Let’s start with the obvious. AI-powered automation tools are destroying the business models of conventional software. I’m not exaggerating; the numbers confirm it. Established companies reported revenue drops of over 15% just over a year ago. Why? Because customers are simply migrating to AI solutions that require less maintenance and cost less. It’s a huge shift in the industry.
But here’s the interesting part: while traditional software is sinking, all investment is concentrating in AI. We’re talking about $30 billion funding rounds in companies like Anthropic. Venture capital has almost abandoned other tech sectors to chase AI. This creates a massive market distortion.
Now, what does this have to do with crypto? Everything. Institutional investors see Bitcoin and altcoins as part of their broader tech portfolios. When software companies panic and need liquidity, they sell everything, including crypto holdings. Bitcoin maintains a correlation of around 0.65 with NASDAQ, so when traditional tech suffers, crypto suffers too.

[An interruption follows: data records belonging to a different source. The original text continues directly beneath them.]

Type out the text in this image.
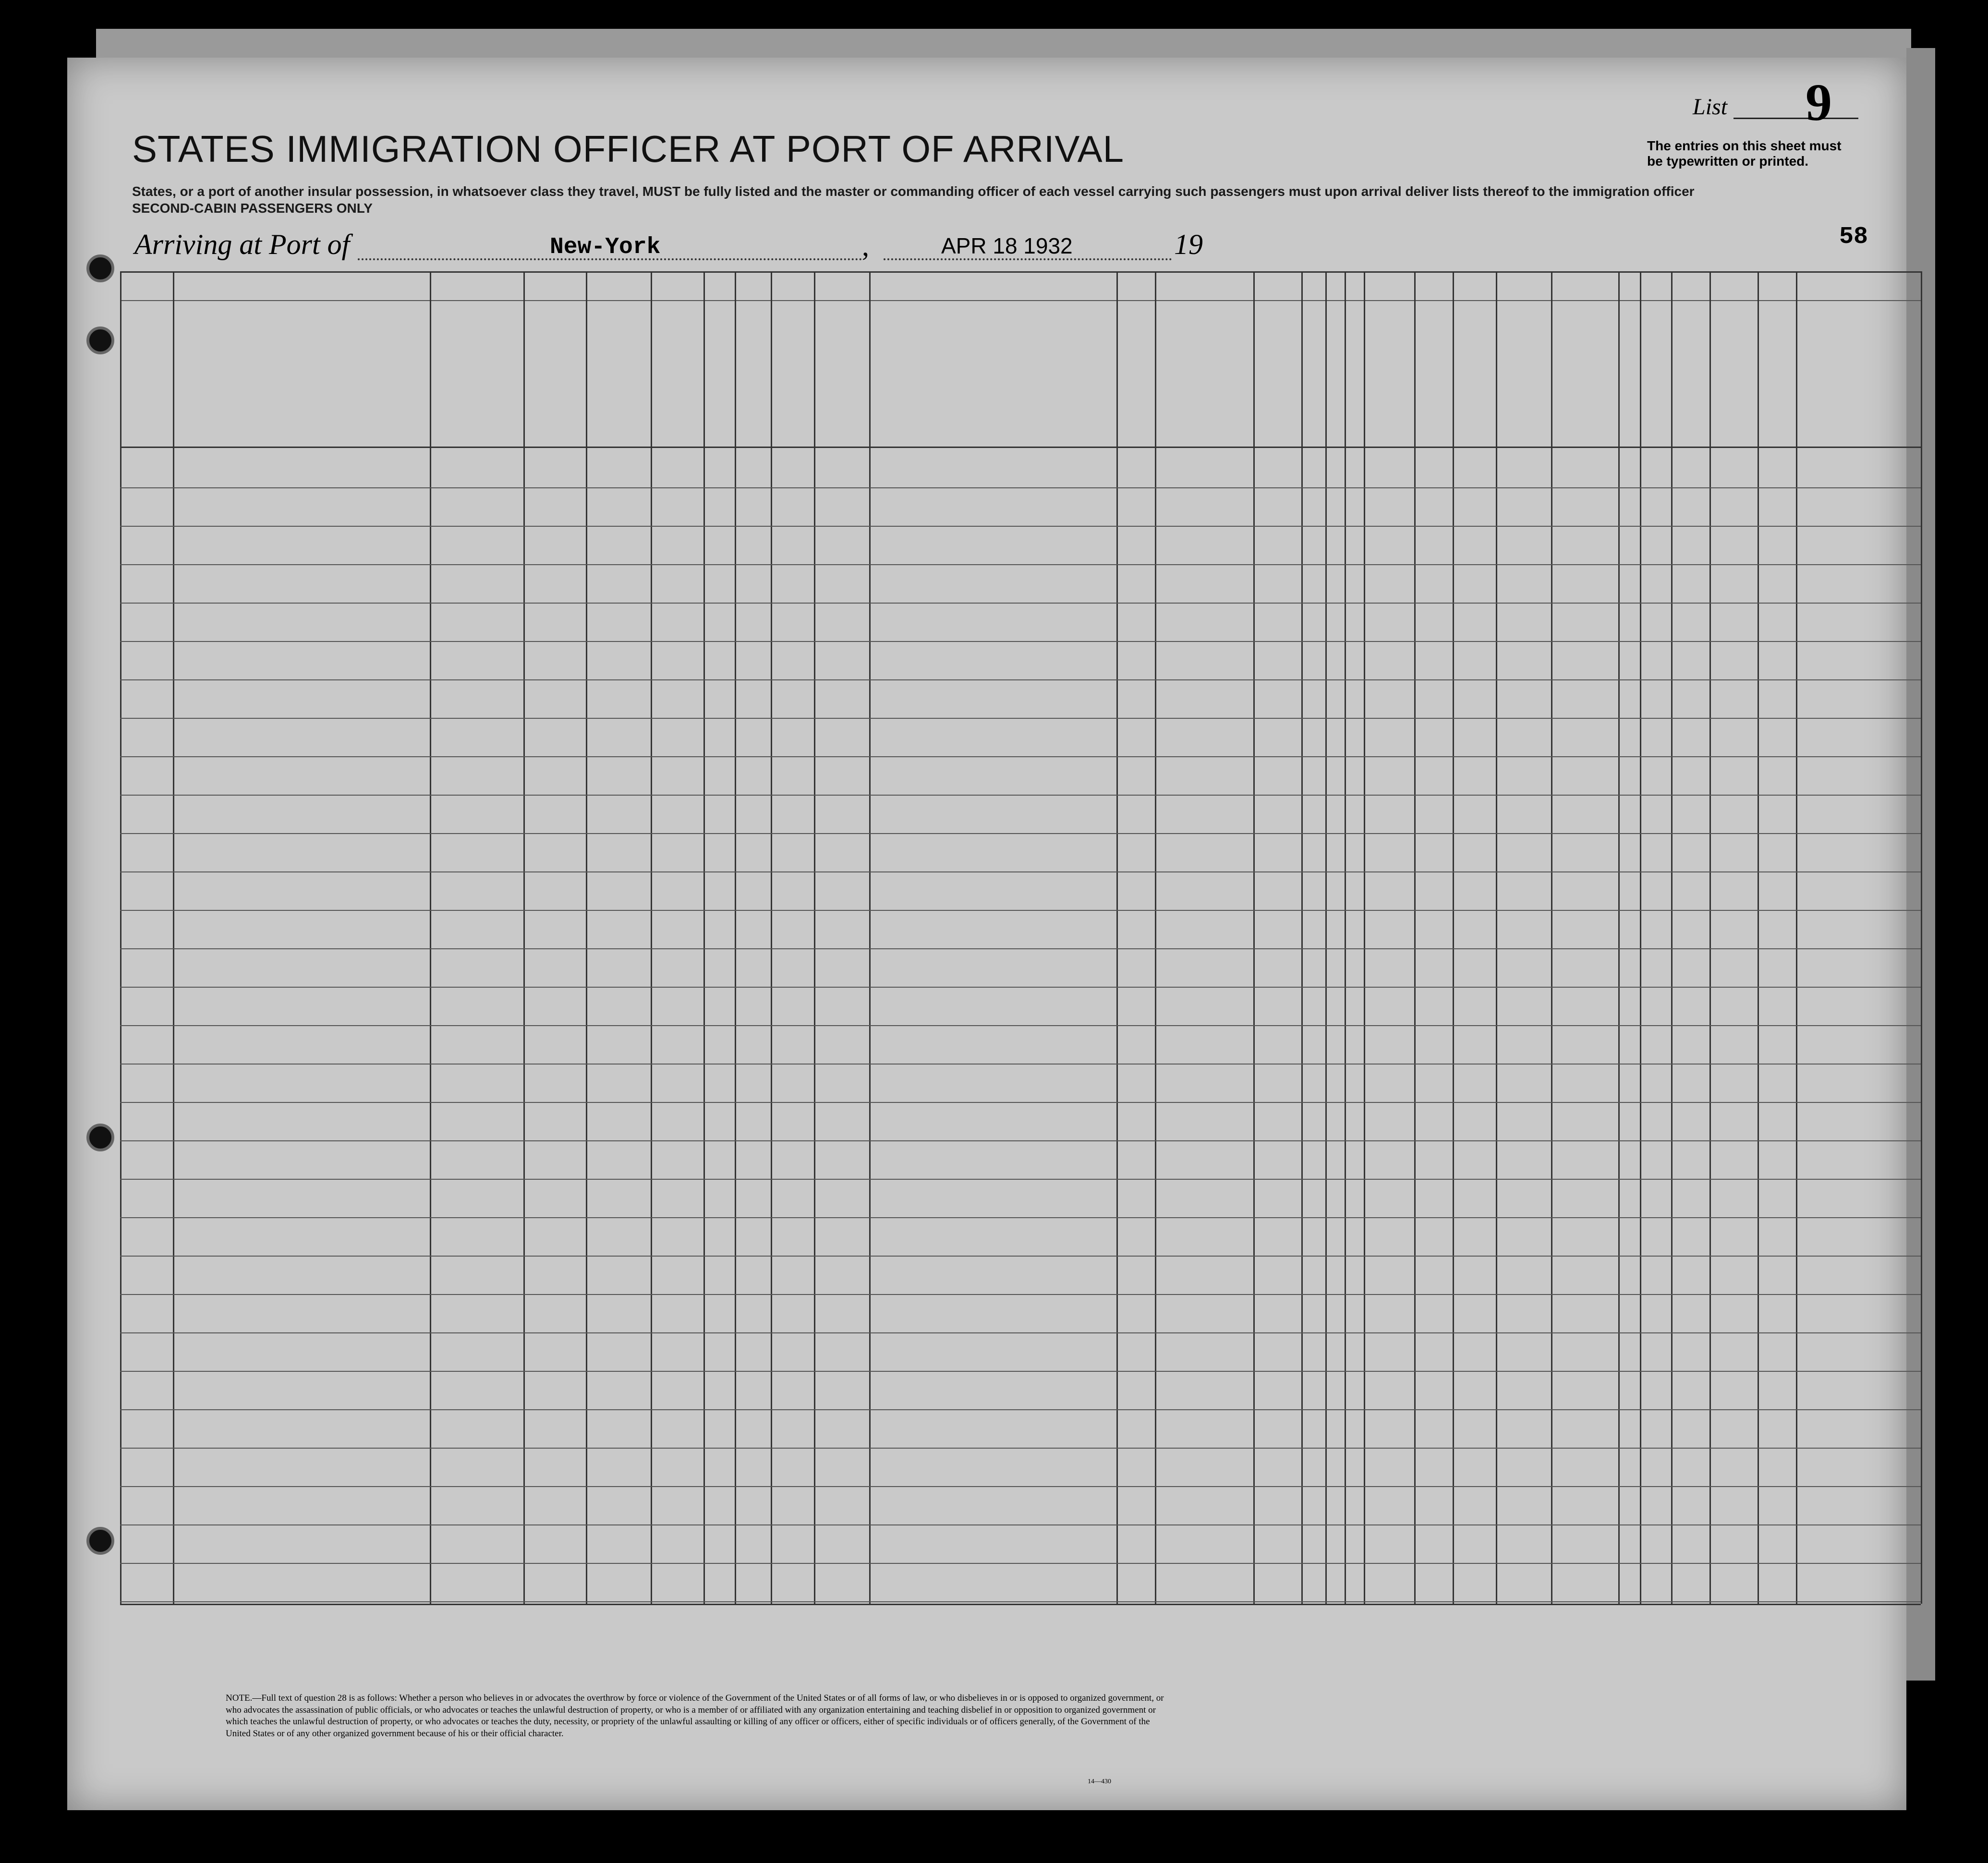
STATES IMMIGRATION OFFICER AT PORT OF ARRIVAL
States, or a port of another insular possession, in whatsoever class they travel, MUST be fully listed and the master or commanding officer of each vessel carrying such passengers must upon arrival deliver lists thereof to the immigration officer
SECOND-CABIN PASSENGERS ONLY
List 9
The entries on this sheet must
be typewritten or printed.
Arriving at Port of	New-York	,	APR 18 1932	19	58
NOTE.—Full text of question 28 is as follows: Whether a person who believes in or advocates the overthrow by force or violence of the Government of the United States or of all forms of law, or who disbelieves in or is opposed to organized government, or who advocates the assassination of public officials, or who advocates or teaches the unlawful destruction of property, or who is a member of or affiliated with any organization entertaining and teaching disbelief in or opposition to organized government or which teaches the unlawful destruction of property, or who advocates or teaches the duty, necessity, or propriety of the unlawful assaulting or killing of any officer or officers, either of specific individuals or of officers generally, of the Government of the United States or of any other organized government because of his or their official character.
14—430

What really concerns me is the credit market. The private credit market is contracting. Lenders have become cautious, and loans to software companies fell nearly 35% just over a year ago. That means less liquidity in the system, period. And less liquidity affects all correlated asset classes.
Automation tools are also changing how markets operate. With fewer software companies investing, less capital is flowing into the tech ecosystem. Less capital means less liquidity for market makers in crypto. Less liquidity equals more volatility. It’s a domino effect.
What you should be monitoring: quarterly earnings of software companies, funding rounds in AI, movements on crypto exchanges, private credit availability, and especially those correlation coefficients between assets. These indicators will tell you where market stress is building.
This isn’t the first technological transition we’ve seen, but the speed and scale of this one are different. 2022 showed us what happens when credit tightens and risk assets are sold off. It looks like we’re seeing similar patterns, but with more complex mechanisms.
The reality is that financial markets are becoming increasingly interconnected. What happens in the software sector isn’t an isolated corporate tech issue. It’s an indicator of broader capital flows that eventually impact crypto. If you understand these connections, you’ll better understand where the real risks lie.